Söz konusu dönemde üretilen konutların 185 bin 127'sinin “dar ve orta gelirli” insanlara, 111 bin 651'inin “alt gelir” grubunda bulunan “yoksullara” yönelik olduğunu, 50 bin 827'sinin “gecekondu dönüşüm projesi” için yapıldığını, 3 bin 565'inin köylerde inşaa edildiğini, 10 bin 426'sının “afet konutu” olduğunu belirtelim.

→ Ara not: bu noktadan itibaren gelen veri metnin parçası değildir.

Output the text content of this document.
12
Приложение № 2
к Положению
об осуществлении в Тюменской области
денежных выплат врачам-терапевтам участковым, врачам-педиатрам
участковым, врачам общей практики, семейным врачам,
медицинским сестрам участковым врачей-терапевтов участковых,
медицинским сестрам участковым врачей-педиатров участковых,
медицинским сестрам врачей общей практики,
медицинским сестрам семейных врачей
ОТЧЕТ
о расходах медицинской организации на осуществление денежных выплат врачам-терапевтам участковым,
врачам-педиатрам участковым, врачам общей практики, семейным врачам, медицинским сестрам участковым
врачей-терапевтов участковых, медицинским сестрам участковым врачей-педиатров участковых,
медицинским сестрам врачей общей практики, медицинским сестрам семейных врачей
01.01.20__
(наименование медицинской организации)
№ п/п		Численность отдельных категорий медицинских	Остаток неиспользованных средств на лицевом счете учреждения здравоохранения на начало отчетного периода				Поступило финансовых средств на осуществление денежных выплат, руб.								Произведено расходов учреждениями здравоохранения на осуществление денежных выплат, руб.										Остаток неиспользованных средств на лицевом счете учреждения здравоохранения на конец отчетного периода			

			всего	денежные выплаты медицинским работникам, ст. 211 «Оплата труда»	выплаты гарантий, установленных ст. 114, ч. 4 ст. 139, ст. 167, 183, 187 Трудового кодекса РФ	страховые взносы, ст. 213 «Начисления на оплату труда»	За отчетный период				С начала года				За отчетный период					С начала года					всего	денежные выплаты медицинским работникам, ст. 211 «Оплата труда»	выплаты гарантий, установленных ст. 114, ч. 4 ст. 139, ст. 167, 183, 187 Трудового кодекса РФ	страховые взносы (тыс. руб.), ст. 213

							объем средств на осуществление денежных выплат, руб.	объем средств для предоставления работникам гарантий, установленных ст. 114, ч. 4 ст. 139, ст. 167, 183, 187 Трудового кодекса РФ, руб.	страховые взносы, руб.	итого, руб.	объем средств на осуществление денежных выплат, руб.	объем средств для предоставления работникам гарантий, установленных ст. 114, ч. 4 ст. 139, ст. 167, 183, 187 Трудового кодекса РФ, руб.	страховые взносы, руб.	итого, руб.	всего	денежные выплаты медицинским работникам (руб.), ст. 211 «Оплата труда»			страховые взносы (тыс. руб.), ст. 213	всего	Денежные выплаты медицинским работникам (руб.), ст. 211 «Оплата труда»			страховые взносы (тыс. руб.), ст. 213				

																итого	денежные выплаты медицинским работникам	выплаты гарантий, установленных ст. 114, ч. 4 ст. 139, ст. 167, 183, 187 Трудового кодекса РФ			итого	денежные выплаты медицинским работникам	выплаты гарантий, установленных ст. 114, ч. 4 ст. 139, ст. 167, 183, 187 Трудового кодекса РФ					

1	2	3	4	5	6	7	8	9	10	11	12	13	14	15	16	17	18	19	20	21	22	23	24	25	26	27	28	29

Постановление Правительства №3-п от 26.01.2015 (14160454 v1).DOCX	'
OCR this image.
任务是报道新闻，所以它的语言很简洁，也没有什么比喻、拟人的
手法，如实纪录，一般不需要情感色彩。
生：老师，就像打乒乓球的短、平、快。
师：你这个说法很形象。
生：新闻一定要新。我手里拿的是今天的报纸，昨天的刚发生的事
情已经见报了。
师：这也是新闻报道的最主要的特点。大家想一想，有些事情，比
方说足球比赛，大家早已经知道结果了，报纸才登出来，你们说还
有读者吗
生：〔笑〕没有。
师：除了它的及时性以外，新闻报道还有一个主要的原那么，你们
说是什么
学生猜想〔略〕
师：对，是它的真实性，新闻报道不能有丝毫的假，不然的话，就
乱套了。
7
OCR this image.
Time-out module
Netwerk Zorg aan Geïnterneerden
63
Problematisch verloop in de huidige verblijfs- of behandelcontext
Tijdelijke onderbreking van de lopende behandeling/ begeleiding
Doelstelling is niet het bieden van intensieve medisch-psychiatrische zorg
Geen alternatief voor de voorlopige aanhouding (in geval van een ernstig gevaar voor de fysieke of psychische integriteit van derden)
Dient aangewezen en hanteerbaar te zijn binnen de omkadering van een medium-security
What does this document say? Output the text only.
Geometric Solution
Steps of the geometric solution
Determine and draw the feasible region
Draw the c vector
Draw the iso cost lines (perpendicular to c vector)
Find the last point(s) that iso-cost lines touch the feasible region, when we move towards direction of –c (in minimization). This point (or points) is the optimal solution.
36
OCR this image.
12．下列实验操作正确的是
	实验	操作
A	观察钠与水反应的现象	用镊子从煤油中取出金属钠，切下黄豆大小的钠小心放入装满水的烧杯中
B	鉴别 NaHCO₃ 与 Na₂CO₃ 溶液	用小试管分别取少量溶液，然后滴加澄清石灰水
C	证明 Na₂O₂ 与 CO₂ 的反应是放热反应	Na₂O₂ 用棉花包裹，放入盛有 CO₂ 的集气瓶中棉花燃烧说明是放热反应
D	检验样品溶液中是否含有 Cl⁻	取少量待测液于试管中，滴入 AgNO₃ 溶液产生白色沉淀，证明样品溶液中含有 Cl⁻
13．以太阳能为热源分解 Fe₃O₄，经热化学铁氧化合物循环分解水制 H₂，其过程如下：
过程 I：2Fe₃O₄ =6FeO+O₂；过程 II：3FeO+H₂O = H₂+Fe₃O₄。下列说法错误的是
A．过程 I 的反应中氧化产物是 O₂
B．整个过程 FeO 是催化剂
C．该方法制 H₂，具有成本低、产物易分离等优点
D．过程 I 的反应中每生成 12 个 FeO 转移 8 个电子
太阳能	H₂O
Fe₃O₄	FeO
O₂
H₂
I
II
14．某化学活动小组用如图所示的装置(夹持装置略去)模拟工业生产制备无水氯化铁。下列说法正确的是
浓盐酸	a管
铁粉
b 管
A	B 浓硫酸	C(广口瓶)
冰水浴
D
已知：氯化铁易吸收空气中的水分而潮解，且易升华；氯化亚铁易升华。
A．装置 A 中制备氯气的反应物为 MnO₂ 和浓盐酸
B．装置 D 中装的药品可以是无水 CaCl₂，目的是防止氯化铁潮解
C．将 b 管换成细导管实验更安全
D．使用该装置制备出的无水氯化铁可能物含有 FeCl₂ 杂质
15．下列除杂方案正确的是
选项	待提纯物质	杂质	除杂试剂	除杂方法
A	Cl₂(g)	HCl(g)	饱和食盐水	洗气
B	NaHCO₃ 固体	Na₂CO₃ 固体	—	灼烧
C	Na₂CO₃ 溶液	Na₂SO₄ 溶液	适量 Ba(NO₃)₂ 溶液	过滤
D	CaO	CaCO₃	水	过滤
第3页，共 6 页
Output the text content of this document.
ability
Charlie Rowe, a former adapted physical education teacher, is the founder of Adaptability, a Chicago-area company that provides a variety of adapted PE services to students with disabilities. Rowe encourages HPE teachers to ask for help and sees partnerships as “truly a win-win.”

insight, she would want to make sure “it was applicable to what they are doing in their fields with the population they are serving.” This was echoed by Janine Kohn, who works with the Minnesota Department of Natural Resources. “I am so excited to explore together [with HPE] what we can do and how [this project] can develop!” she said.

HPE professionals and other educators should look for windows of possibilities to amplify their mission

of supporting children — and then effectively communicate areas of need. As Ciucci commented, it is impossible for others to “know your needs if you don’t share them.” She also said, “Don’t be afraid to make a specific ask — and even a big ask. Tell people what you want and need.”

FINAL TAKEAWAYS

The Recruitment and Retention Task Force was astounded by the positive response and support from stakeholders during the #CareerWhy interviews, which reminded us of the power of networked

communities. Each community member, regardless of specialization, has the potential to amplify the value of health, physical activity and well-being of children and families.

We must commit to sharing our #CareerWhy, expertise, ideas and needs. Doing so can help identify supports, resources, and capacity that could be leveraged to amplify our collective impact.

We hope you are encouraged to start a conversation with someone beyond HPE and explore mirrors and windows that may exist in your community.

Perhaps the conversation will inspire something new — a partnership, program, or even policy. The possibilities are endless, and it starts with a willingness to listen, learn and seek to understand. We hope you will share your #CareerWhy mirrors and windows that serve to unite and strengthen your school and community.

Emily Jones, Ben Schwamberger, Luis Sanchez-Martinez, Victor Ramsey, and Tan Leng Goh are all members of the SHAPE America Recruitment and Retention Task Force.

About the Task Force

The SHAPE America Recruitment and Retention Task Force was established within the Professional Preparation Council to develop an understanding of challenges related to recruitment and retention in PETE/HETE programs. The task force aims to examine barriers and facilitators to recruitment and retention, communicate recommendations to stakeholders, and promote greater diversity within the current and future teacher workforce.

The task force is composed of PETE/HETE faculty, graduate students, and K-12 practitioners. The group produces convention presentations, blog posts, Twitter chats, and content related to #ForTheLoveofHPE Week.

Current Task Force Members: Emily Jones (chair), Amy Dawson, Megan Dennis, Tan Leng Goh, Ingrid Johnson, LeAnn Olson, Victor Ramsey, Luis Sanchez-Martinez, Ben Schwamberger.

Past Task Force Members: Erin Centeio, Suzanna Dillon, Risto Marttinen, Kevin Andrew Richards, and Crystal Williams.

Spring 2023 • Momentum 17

Bir başka deyişle, AKP iktidarı öncesindeki 19 yılda üretilen 43 bin 145 TOKİ evinin çok önemli bir bölümü “orta ve yüksek gelir grubu”na hitap ederken, 2003-2009 yılları arasında 361 bin 596 adet “sosyal konut” üretilmiş bulunuyor.
TOKİ, 2003-2009 yılları arasında ayrıca, yaklaşık 18 bin derslik bulunan 598 lise, ilköğretim ve ana okulu, 605 spor salonu, 36 kütüphane, 366 ticaret merkezi, 69 hastane, 80 sağlık ocağı, 293 cami, 12 bin 776 kişi kapasiteli 49 yurt ve pansiyon, 337 binaya yayılan 22 Sevgi Evi, 171 binaya yayılan 14 Engelsiz Yaşam Merkezi, 5 çok amaçlı salon ve 15 atölyenin de inşaatlarını başlatmış, bir bölümünü de tamamlamış bulunuyor.
SSK ve devlet hastaneleri birleştirildi
Seçmen davranışında tayin edici rol oynayan AKP icraatı arasında sağlık alanında atılan adımlar da önemli bir yer tutuyor. AKP'nin bu alanda attığı ilk adım, hekim başına düşen hasta sayısı konusunda büyük bir dengesizlik gözlenen Sağlık Bakanlığı'na bağlı devlet hastaneleri ile SSK'ya bağlı hastaneleri birleştirmek oldu. Bu girişim “SSK hastaneleri işçinin malıdır, satılamaz” eleştirisiyle karşılansa da, hayatları boyunca o hastanelerin sahibi değil mağduru durumunda bulunan işçilerin sağlığıyla ilgilenen hekim sayısı arttı.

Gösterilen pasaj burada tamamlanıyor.